The Porsche Panamera is a sedan that was released in spring of 2009. The Panamera is one of the largest Porsche vehicles on the market, a noteworthy departure from the brand's well known sports coupes. It was developed specifically to compete in the full size luxury class of automobiles against other high end performance sedans such as the Aston Martin Rapide and Maserati Quattroporte, since it boasts higher performance specs than more common luxury sedans. The United States is the Panamera’s largest sales market, though the car is built entirely at Porsche and Volkswagen Group facilities in Germany.
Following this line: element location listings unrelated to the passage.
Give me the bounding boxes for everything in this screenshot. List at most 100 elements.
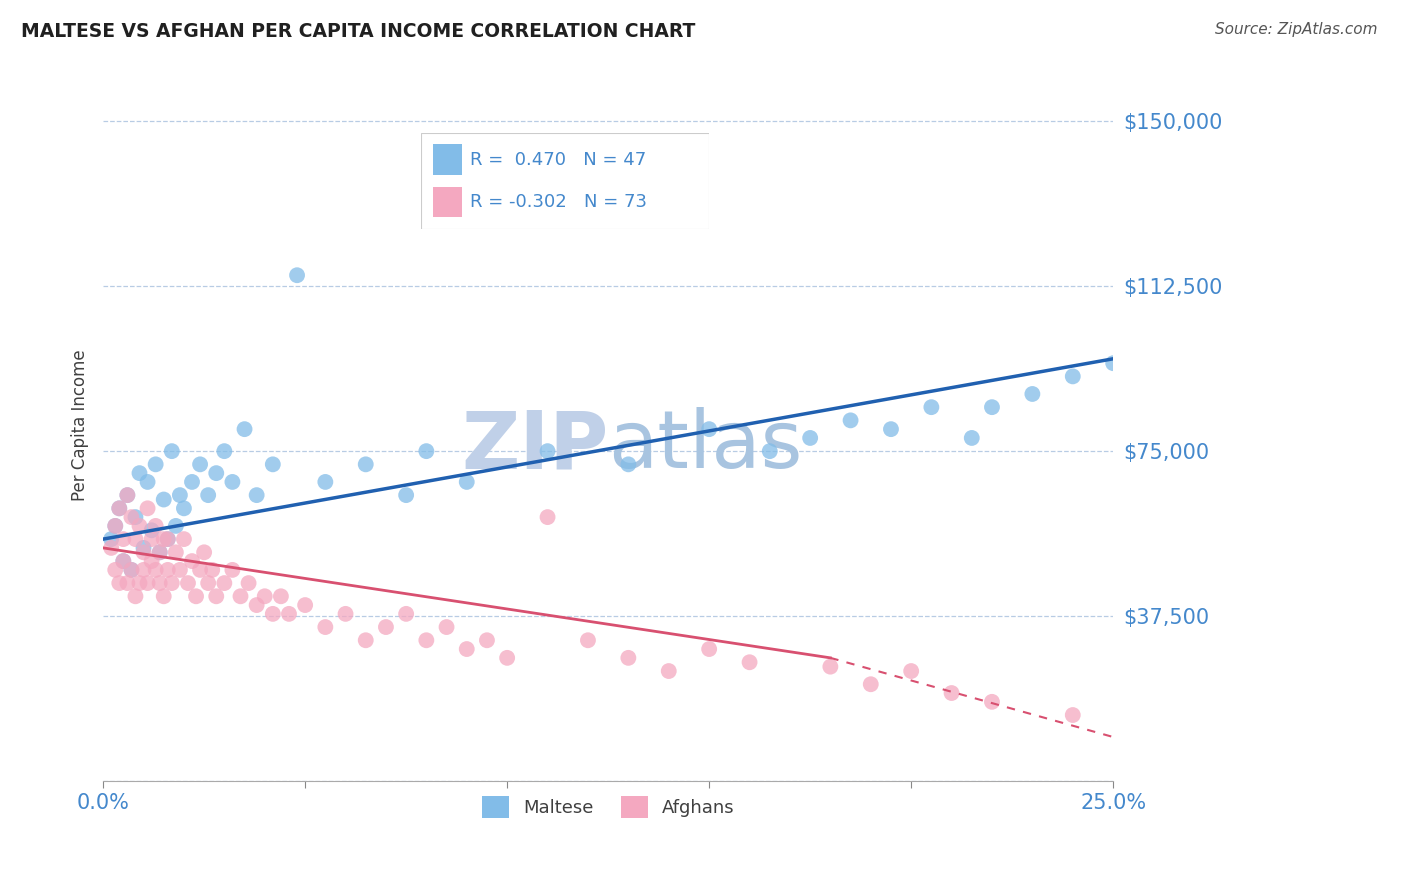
Point bbox=[246, 598, 269, 612]
Point bbox=[177, 576, 200, 591]
Point bbox=[181, 554, 204, 568]
Point bbox=[145, 563, 167, 577]
Point bbox=[173, 501, 195, 516]
Point bbox=[197, 488, 219, 502]
Point bbox=[576, 633, 599, 648]
Point bbox=[152, 589, 174, 603]
Point bbox=[758, 444, 780, 458]
Text: ZIP: ZIP bbox=[461, 407, 609, 485]
Point bbox=[335, 607, 357, 621]
Point bbox=[738, 655, 761, 669]
Point bbox=[536, 510, 558, 524]
Point bbox=[112, 554, 135, 568]
Point bbox=[128, 466, 150, 480]
Point bbox=[149, 545, 172, 559]
Point bbox=[536, 444, 558, 458]
Point bbox=[395, 607, 418, 621]
Point bbox=[314, 620, 336, 634]
Point bbox=[136, 576, 159, 591]
Point bbox=[152, 492, 174, 507]
Point bbox=[108, 501, 131, 516]
Point bbox=[395, 488, 418, 502]
Point bbox=[617, 651, 640, 665]
Point bbox=[141, 532, 163, 546]
Point bbox=[104, 519, 127, 533]
Point bbox=[181, 475, 204, 489]
Point bbox=[132, 545, 155, 559]
Point bbox=[1102, 356, 1125, 370]
Point bbox=[124, 589, 146, 603]
Point bbox=[214, 576, 236, 591]
Point bbox=[117, 576, 139, 591]
Point bbox=[1021, 387, 1043, 401]
Point bbox=[112, 554, 135, 568]
Point bbox=[201, 563, 224, 577]
Point bbox=[456, 475, 478, 489]
Point bbox=[124, 532, 146, 546]
Point bbox=[160, 576, 183, 591]
Point bbox=[136, 475, 159, 489]
Point bbox=[184, 589, 207, 603]
Point bbox=[169, 563, 191, 577]
Point bbox=[859, 677, 882, 691]
Point bbox=[205, 589, 228, 603]
Point bbox=[100, 532, 122, 546]
Point bbox=[941, 686, 963, 700]
Point bbox=[104, 563, 127, 577]
Point bbox=[108, 576, 131, 591]
Point bbox=[839, 413, 862, 427]
Point bbox=[354, 458, 377, 472]
Point bbox=[156, 563, 179, 577]
Point bbox=[156, 532, 179, 546]
Point bbox=[188, 458, 211, 472]
Point bbox=[120, 510, 142, 524]
Point bbox=[294, 598, 316, 612]
Point bbox=[141, 524, 163, 538]
Point bbox=[496, 651, 519, 665]
Point bbox=[697, 422, 720, 436]
Point bbox=[193, 545, 215, 559]
Point bbox=[128, 576, 150, 591]
Point bbox=[149, 545, 172, 559]
Point bbox=[475, 633, 498, 648]
Point bbox=[354, 633, 377, 648]
Point bbox=[799, 431, 821, 445]
Y-axis label: Per Capita Income: Per Capita Income bbox=[72, 349, 89, 500]
Point bbox=[456, 642, 478, 657]
Point bbox=[1062, 708, 1084, 723]
Point bbox=[658, 664, 681, 678]
Text: Source: ZipAtlas.com: Source: ZipAtlas.com bbox=[1215, 22, 1378, 37]
Point bbox=[262, 607, 284, 621]
Point bbox=[238, 576, 260, 591]
Point bbox=[415, 633, 437, 648]
Point bbox=[165, 545, 187, 559]
Point bbox=[188, 563, 211, 577]
Point bbox=[149, 576, 172, 591]
Point bbox=[112, 532, 135, 546]
Point bbox=[246, 488, 269, 502]
Point bbox=[156, 532, 179, 546]
Point bbox=[229, 589, 252, 603]
Point bbox=[120, 563, 142, 577]
Point bbox=[436, 620, 458, 634]
Point bbox=[120, 563, 142, 577]
Point bbox=[128, 519, 150, 533]
Point bbox=[270, 589, 292, 603]
Point bbox=[145, 458, 167, 472]
Point bbox=[136, 501, 159, 516]
Point bbox=[117, 488, 139, 502]
Text: atlas: atlas bbox=[609, 407, 803, 485]
Point bbox=[169, 488, 191, 502]
Point bbox=[820, 659, 842, 673]
Text: MALTESE VS AFGHAN PER CAPITA INCOME CORRELATION CHART: MALTESE VS AFGHAN PER CAPITA INCOME CORR… bbox=[21, 22, 696, 41]
Point bbox=[253, 589, 276, 603]
Point bbox=[100, 541, 122, 555]
Point bbox=[617, 458, 640, 472]
Point bbox=[132, 541, 155, 555]
Point bbox=[374, 620, 396, 634]
Point bbox=[165, 519, 187, 533]
Point bbox=[900, 664, 922, 678]
Point bbox=[173, 532, 195, 546]
Point bbox=[415, 444, 437, 458]
Point bbox=[152, 532, 174, 546]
The name comes from the Carrera Panamericana race (like another Porsche model, the Carrera). The race, across the country of Mexico, was held for five years in the 1950s and revived briefly in 2006 and 2007, when the Porsche Panamera was being designed. The Panamera was unveiled at the Shanghai Auto Show in April of 2009.
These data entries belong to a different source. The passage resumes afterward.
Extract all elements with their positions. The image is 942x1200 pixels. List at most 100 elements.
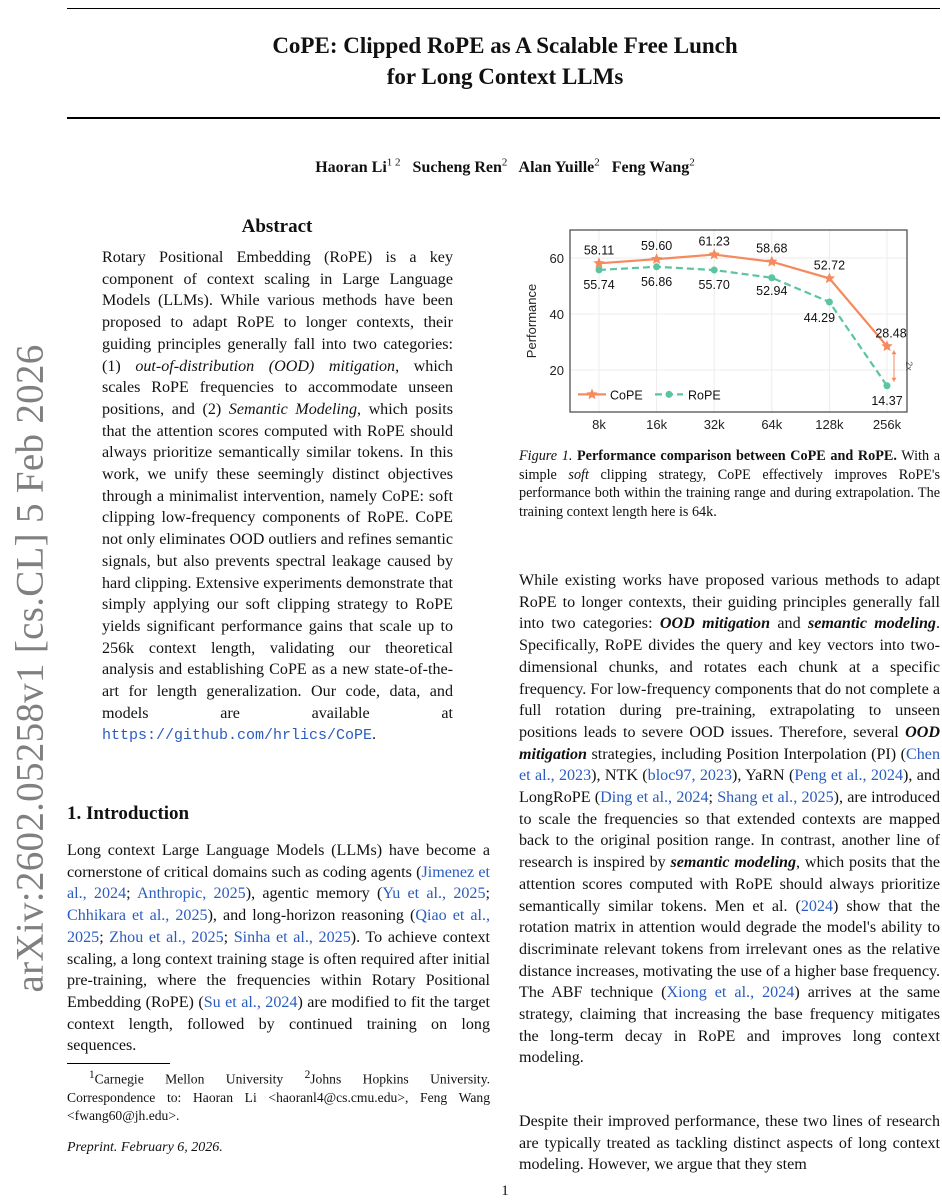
data-point-rope: [595, 266, 603, 274]
series-line-cope: [598, 253, 888, 347]
citation-link[interactable]: Su et al., 2024: [203, 993, 298, 1011]
legend-marker-rope: [665, 390, 673, 398]
code-link[interactable]: https://github.com/hrlics/CoPE: [102, 727, 373, 745]
text-run: ;: [126, 885, 137, 903]
title-line-1: CoPE: Clipped RoPE as A Scalable Free Lu…: [272, 33, 738, 58]
text-run: ), and long-horizon reasoning (: [207, 907, 416, 925]
footnote: 1Carnegie Mellon University 2Johns Hopki…: [67, 1069, 491, 1123]
emphasis-text: Semantic Modeling: [228, 400, 357, 418]
citation-link[interactable]: Ding et al., 2024: [600, 789, 709, 807]
author: Alan Yuille2: [518, 157, 600, 177]
data-point-rope: [825, 298, 833, 306]
x-tick-label: 256k: [873, 417, 902, 432]
citation-link[interactable]: Sinha et al., 2025: [233, 928, 351, 946]
citation-link[interactable]: Peng et al., 2024: [794, 767, 904, 785]
text-run: ). To achieve context scaling, a long co…: [67, 928, 490, 1011]
text-run: , which posits that the attention scores…: [102, 400, 453, 722]
data-label: 55.74: [583, 278, 614, 292]
data-label: 14.37: [871, 394, 902, 408]
citation-link[interactable]: Qiao et al., 2025: [67, 907, 490, 946]
text-run: ), NTK (: [591, 767, 648, 785]
text-run: ;: [223, 928, 234, 946]
body-paragraph: Despite their improved performance, thes…: [519, 1111, 940, 1176]
text-run: ) are modified to fit the target context…: [67, 993, 491, 1055]
citation-link[interactable]: Chhikara et al., 2025: [67, 907, 208, 925]
legend-label-rope: RoPE: [688, 388, 721, 402]
x-tick-label: 16k: [646, 417, 667, 432]
x-tick-label: 128k: [815, 417, 844, 432]
data-label: 52.72: [814, 258, 845, 272]
citation-link[interactable]: Zhou et al., 2025: [109, 928, 224, 946]
emphasis-text: semantic modeling: [670, 854, 797, 872]
text-run: . Specifically, RoPE divides the query a…: [519, 615, 941, 741]
arrow-head: [891, 377, 897, 382]
data-label: 58.11: [584, 243, 614, 257]
emphasis-text: semantic modeling: [807, 615, 936, 633]
text-run: and: [770, 615, 808, 633]
data-point-rope: [883, 382, 891, 390]
legend-marker-cope: [586, 388, 598, 400]
text-run: ;: [708, 789, 718, 807]
arrow-head: [891, 350, 897, 355]
emphasis-text: OOD mitigation: [519, 723, 940, 763]
paper-title: CoPE: Clipped RoPE as A Scalable Free Lu…: [0, 30, 942, 92]
citation-link[interactable]: bloc97, 2023: [647, 767, 733, 785]
data-label: 56.86: [641, 275, 672, 289]
citation-link[interactable]: Yu et al., 2025: [382, 885, 486, 903]
text-run: .: [372, 726, 377, 744]
text-run: ;: [99, 928, 110, 946]
text-run: Rotary Positional Embedding (RoPE) is a …: [102, 249, 453, 375]
text-run: ;: [485, 885, 490, 903]
data-label: 55.70: [699, 278, 730, 292]
data-point-cope: [766, 255, 778, 267]
text-run: While existing works have proposed vario…: [519, 572, 940, 633]
text-run: , which scales RoPE frequencies to accom…: [102, 357, 453, 418]
emphasis-text: out-of-distribution (OOD) mitigation: [135, 357, 396, 375]
x-tick-label: 32k: [704, 417, 725, 432]
arxiv-identifier[interactable]: arXiv:2602.05258v1 [cs.CL] 5 Feb 2026: [8, 344, 52, 993]
text-run: ), are introduced to scale the frequenci…: [519, 789, 940, 872]
title-rule: [67, 117, 940, 119]
series-line-rope: [598, 265, 888, 387]
data-point-rope: [710, 266, 718, 274]
citation-link[interactable]: Anthropic, 2025: [136, 885, 246, 903]
data-point-cope: [708, 248, 720, 260]
text-run: ) show that the rotation matrix in atten…: [519, 897, 941, 1002]
citation-link[interactable]: Jimenez et al., 2024: [67, 863, 490, 903]
plot-frame: [569, 229, 908, 413]
text-run: ), YaRN (: [732, 767, 795, 785]
y-axis-label: Performance: [524, 284, 539, 358]
legend-label-cope: CoPE: [610, 388, 643, 402]
data-point-rope: [768, 274, 776, 282]
abstract-heading: Abstract: [241, 216, 313, 237]
introduction-heading: 1. Introduction: [67, 803, 190, 824]
text-run: ), and LongRoPE (: [519, 767, 940, 807]
citation-link[interactable]: Xiong et al., 2024: [666, 984, 795, 1002]
citation-link[interactable]: Chen et al., 2023: [519, 745, 940, 785]
data-label: 28.48: [875, 326, 906, 340]
data-point-cope: [650, 253, 663, 264]
text-run: ), agentic memory (: [245, 885, 383, 903]
preprint-note: Preprint. February 6, 2026.: [67, 1140, 223, 1155]
data-point-rope: [653, 263, 661, 271]
text-run: , which posits that the attention scores…: [519, 854, 940, 915]
footnote-rule: [67, 1063, 170, 1064]
citation-link[interactable]: 2024: [800, 897, 834, 915]
author: Sucheng Ren2: [412, 157, 508, 177]
data-point-cope: [593, 257, 605, 269]
top-rule: [67, 8, 940, 9]
y-tick-label: 20: [550, 363, 564, 378]
data-point-cope: [823, 272, 836, 284]
data-point-cope: [881, 340, 893, 352]
page-number: 1: [501, 1183, 509, 1199]
data-label: 52.94: [756, 284, 787, 298]
text-run: ) arrives at the same strategy, claiming…: [519, 984, 940, 1067]
citation-link[interactable]: Shang et al., 2025: [717, 789, 834, 807]
body-paragraph: While existing works have proposed vario…: [519, 570, 940, 1069]
emphasis-text: OOD mitigation: [659, 615, 771, 633]
data-label: 61.23: [699, 235, 730, 249]
data-label: 44.29: [804, 311, 835, 325]
author-list: Haoran Li1 2 Sucheng Ren2 Alan Yuille2 F…: [0, 157, 942, 177]
performance-chart: 20 40 60 8k 16k 32k 64k 128k 256k Performance 58.1…: [524, 229, 914, 432]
There are a lot of ways in which the Panamera deviates from Porsche conventions, which led to some discord among Porsche fans and auto enthusiasts when the Panamera was first announced. The fact that it’s a sedan is the most obvious source of contention. It’s large (even for its class) and heavy, and contrary to Porsche’s sports cars’ priorities and minimalist approaches, the Panamera is loaded with luxury features to compete with other super luxury cars. And unlike most of the Porsche lineup, the Panamera's engine is mounted in the front of the vehicle, whereas Porsches are generally known for a rear-mounted or mid-engine setup. The Panamera is available with a selection of different V6 and V8 engines, including several turbocharged options and a sole diesel option. The diesel powerplant (which is actually a turbodiesel) is the least powerful, producing 250 brake horsepower and a top speed of 155 miles per hour. The gasoline engines range from a 3.6-liter V6 that produces 300 bhp and a top speed of 160 mph, to the top-of-the-line Panamera Turbo S, which is a 4.8-liter twin turbo V8 that yields 550 bhp and a 190 mph maximum speed. A plug-in hybrid version of the Panamera was released in September of 2013 to complement and broaden the lineup of available powerplants; this model extracts 380 bhp and 188 mph from its supercharged 3-liter V6 hybrid. The V8 models were the first to market, and the V6 and the hybrid Panamera models followed.
The Panamera is available in rear-wheel-drive and four-wheel-drive configurations, but they are paired with specific engine options. Generally, the lower performance models are rear-wheel-drive, and the higher performance models are four-wheel-drive. Transmission options also depend somewhat on the engine, and are comprised of a seven-speed dual clutch transmission, a six-speed manual, and an eight-speed automatic Tiptronic S.